Argentina Faces Default as “Vulture Funds” Won’t Give Up on Their Prey
EspañolArgentina’s long history of problems associated with default, its bondholders, and the justice system has now been further complicated by a recent development in the United States. Together, on Wednesday, 21 states filed a previously unpublished letter before the US Supreme Court, and it calls on the government of Argentina to meet the nation’s debt obligations in full.
According to Argentinean newspaper La Nación, the letter seeks to protect US citizens and urges the court to rule against the debtor nation’s bond exchange plan. It has the signatures of attorneys general from: South Carolina, Alabama, Alaska, Arizona, Connecticut, Georgia, Hawaii, Iowa, Michigan, Mississippi, Missouri, Montana, Nebraska, New Mexico, North Dakota, Ohio, Oklahoma, Oregon, Texas, and Vermont.
Argentina and Its Defense
The government of Argentina has appealed to the Supreme Court of the United States on the basis of foreign sovereign immunity, when confronted by a group of “vulture funds” (those that buy in or near bankruptcy). Paul Clement, Argentina’s high profile attorney in this case, contends that the court should reverse an earlier decision that forces the South American nation to pay both the vulture funds and bondholders.
According to Clement, it is an affront to the sovereignty of Argentina.
“[The Supreme Court] crosses the border into Argentina,” he says, “forcing it to violate its own policies of sovereign debt and demanding that billions of dollars worth of sovereign assets, the Argentinean reserves, be paid to vulture funds NML Capital Ltd and other holdouts.”

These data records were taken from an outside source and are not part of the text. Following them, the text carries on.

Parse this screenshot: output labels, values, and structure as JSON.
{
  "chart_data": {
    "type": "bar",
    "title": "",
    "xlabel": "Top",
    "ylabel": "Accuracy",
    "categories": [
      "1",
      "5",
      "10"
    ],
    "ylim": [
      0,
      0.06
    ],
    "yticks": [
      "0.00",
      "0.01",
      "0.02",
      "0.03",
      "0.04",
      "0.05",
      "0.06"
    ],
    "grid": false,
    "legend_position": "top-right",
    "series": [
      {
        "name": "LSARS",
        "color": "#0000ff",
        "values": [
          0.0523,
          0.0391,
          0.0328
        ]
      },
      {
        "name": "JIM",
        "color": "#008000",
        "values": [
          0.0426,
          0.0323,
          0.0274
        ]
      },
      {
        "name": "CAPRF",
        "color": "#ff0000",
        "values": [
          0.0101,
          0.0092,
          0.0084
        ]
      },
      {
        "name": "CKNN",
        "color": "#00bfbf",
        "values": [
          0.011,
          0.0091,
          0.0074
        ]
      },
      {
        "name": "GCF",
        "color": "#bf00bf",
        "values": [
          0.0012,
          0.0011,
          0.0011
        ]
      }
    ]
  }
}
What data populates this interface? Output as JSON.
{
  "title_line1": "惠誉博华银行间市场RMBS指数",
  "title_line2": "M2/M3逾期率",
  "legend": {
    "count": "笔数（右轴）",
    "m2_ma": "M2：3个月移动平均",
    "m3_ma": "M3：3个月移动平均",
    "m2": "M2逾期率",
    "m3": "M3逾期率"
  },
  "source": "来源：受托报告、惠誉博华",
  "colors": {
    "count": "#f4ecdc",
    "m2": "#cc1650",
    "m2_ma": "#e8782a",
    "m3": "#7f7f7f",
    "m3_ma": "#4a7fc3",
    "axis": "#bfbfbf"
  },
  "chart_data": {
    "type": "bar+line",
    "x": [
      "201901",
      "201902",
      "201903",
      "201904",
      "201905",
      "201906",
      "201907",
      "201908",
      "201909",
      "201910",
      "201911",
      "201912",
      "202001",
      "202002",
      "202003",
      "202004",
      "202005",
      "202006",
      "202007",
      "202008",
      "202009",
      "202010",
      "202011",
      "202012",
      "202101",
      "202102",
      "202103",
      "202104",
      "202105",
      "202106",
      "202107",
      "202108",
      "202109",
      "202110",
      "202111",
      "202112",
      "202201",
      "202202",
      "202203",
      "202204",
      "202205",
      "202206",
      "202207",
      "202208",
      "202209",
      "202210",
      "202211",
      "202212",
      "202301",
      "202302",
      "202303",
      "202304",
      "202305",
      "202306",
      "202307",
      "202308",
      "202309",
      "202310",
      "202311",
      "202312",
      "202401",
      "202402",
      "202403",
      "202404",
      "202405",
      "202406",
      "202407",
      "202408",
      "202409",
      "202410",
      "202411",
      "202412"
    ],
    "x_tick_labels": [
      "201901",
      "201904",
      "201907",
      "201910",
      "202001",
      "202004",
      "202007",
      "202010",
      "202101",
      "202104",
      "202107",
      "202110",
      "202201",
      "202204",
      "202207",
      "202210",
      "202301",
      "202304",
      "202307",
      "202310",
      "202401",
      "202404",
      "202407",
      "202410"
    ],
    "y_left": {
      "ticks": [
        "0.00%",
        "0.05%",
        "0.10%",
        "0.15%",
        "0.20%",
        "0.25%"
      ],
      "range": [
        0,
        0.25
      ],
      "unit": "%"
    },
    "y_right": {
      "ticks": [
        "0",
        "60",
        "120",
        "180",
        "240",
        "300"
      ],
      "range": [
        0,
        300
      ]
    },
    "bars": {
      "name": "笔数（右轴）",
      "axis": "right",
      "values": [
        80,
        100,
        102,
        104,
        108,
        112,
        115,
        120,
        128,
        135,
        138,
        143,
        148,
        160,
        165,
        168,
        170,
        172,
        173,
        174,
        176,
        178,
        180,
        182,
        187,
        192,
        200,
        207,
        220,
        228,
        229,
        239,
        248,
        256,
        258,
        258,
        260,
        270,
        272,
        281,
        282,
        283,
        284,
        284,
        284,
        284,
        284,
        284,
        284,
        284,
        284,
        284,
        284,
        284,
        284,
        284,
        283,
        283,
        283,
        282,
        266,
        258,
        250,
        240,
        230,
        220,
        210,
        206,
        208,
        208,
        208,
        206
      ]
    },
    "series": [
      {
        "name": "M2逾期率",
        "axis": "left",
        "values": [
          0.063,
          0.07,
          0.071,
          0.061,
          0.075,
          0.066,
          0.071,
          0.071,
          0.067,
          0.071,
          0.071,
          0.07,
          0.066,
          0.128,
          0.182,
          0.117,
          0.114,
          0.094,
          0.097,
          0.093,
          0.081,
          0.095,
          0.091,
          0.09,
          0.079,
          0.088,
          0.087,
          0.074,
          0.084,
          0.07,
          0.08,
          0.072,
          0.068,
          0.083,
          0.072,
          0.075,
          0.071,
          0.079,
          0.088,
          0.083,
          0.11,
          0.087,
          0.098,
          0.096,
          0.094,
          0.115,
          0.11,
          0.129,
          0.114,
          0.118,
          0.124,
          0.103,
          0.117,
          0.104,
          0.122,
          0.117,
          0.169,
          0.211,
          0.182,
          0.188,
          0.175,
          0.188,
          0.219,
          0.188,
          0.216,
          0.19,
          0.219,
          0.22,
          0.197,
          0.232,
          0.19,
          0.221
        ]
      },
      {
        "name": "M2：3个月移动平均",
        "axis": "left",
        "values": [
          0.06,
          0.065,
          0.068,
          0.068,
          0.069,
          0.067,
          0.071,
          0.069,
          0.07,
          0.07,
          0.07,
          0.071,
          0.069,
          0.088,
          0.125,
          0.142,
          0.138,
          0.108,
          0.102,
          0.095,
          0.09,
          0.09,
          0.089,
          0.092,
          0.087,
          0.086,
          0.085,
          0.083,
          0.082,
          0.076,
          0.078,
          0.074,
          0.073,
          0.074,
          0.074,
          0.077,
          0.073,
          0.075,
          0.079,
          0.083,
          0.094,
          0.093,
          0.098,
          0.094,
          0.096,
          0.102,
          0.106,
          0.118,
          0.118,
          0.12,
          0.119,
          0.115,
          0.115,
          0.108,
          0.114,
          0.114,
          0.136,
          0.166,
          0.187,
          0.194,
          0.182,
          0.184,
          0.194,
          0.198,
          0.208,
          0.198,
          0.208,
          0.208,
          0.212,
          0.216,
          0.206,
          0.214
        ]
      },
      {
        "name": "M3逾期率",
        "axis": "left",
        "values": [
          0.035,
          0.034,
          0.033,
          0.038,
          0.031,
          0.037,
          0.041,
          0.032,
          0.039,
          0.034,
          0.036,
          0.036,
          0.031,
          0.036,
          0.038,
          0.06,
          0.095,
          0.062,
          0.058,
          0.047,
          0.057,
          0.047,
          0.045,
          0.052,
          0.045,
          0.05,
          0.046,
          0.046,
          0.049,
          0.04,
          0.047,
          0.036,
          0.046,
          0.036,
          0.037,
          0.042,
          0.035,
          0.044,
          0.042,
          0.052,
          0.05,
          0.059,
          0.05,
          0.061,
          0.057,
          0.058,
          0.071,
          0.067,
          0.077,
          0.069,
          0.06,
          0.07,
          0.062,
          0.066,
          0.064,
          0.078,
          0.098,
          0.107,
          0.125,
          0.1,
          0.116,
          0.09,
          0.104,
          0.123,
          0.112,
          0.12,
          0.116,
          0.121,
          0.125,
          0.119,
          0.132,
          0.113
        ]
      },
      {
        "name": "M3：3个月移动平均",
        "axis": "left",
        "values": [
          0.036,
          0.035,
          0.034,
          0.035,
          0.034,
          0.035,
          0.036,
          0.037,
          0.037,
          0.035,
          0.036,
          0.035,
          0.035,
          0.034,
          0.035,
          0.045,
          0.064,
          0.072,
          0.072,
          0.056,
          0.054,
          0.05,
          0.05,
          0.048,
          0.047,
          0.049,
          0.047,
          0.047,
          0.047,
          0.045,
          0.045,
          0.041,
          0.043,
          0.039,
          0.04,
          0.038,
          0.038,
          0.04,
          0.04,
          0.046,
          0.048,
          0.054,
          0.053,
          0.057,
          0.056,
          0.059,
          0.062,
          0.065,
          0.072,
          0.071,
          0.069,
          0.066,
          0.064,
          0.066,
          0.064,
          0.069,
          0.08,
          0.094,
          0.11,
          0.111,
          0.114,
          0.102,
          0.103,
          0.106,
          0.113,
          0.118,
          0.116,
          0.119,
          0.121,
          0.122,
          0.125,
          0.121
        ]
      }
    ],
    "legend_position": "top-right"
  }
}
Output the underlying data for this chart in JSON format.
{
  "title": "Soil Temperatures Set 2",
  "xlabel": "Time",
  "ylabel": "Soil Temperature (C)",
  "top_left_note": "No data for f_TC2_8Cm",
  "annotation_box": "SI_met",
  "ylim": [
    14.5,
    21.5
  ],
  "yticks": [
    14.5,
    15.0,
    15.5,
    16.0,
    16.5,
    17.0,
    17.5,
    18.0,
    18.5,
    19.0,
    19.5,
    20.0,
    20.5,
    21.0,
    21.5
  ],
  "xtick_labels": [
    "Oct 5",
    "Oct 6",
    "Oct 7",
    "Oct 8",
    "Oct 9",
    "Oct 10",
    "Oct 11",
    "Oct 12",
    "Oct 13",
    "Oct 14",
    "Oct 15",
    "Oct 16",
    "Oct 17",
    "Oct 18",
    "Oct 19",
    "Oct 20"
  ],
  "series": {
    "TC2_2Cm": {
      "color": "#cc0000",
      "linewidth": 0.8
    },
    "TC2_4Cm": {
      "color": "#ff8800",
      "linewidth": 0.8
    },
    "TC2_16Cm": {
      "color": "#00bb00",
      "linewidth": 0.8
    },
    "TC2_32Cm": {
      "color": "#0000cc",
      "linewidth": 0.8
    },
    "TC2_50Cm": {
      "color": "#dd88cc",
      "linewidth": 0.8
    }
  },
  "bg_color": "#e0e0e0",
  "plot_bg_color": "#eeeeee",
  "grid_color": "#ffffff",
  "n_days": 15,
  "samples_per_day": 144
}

The hedge funds NML Capital and Aurelius, along with 13 other minority investors, are seeking to collect the full value of the bonds they owned prior to the default in Argentina during the crisis of December 2001 and the brief presidency of Adolfo Rodríguez Saá. They argue that they did not accept the terms of the bond exchange plan, proposed by former President Néstor Kircher.
The government of Argentina has appealed the 2012 ruling from US District Judge Thomas Griesa, whose decision called for payment to be made in full. The appeal was unsuccessful, rejected by the New York Court of Appeals in October of that year.
Meanwhile, the Barack Obama administration has expressed a very different view than that of the state government signatories. On March 3, the US president’s legal team told the Supreme Court he was “substantially interested in the proper administration and enforcement” of the law of sovereign immunity (FSIA) that the case is based in.
While Argentina’s government took this statement as a show of “strong support,” Secretary of State John Kerry later contradicted this view on March 13 when said the US government would not side with Argentina in court.
“I can answer that very quickly. No, the answer is no. We are not going to,” he stated.
Amicus briefs filed in support of Argentina were due in court on March 24, and the US government did not lend its assistance. Others, however, did speak in favor of Argentina, including the governments of Mexico, Brazil, and France, as well as the NGO Jubilee, Gramercy and Puente banks, and Nobel prize winner Joseph Stiglitz.
What’s in Store for Argentina’s Debt?
Currently, the decision by the US Supreme Court to either accept or reject the government of Argentina’s request is still pending. According to Clement, if the court does not rule in its favor, Argentina could default on the US$24 billion owed.
Iván Cachanosky, an economic analyst for the Freedom and Progress Foundation in Buenos Aires, believes that Argentina is trying to delay the court’s final decision for as long as possible.
“The amount in question is only about US$4 billion, but the problem is that if they are required to pay that, it could activate a clause for the rest of the firms to also seek 100 percent, and the amount owed would increase,” explained the Argentinean economist.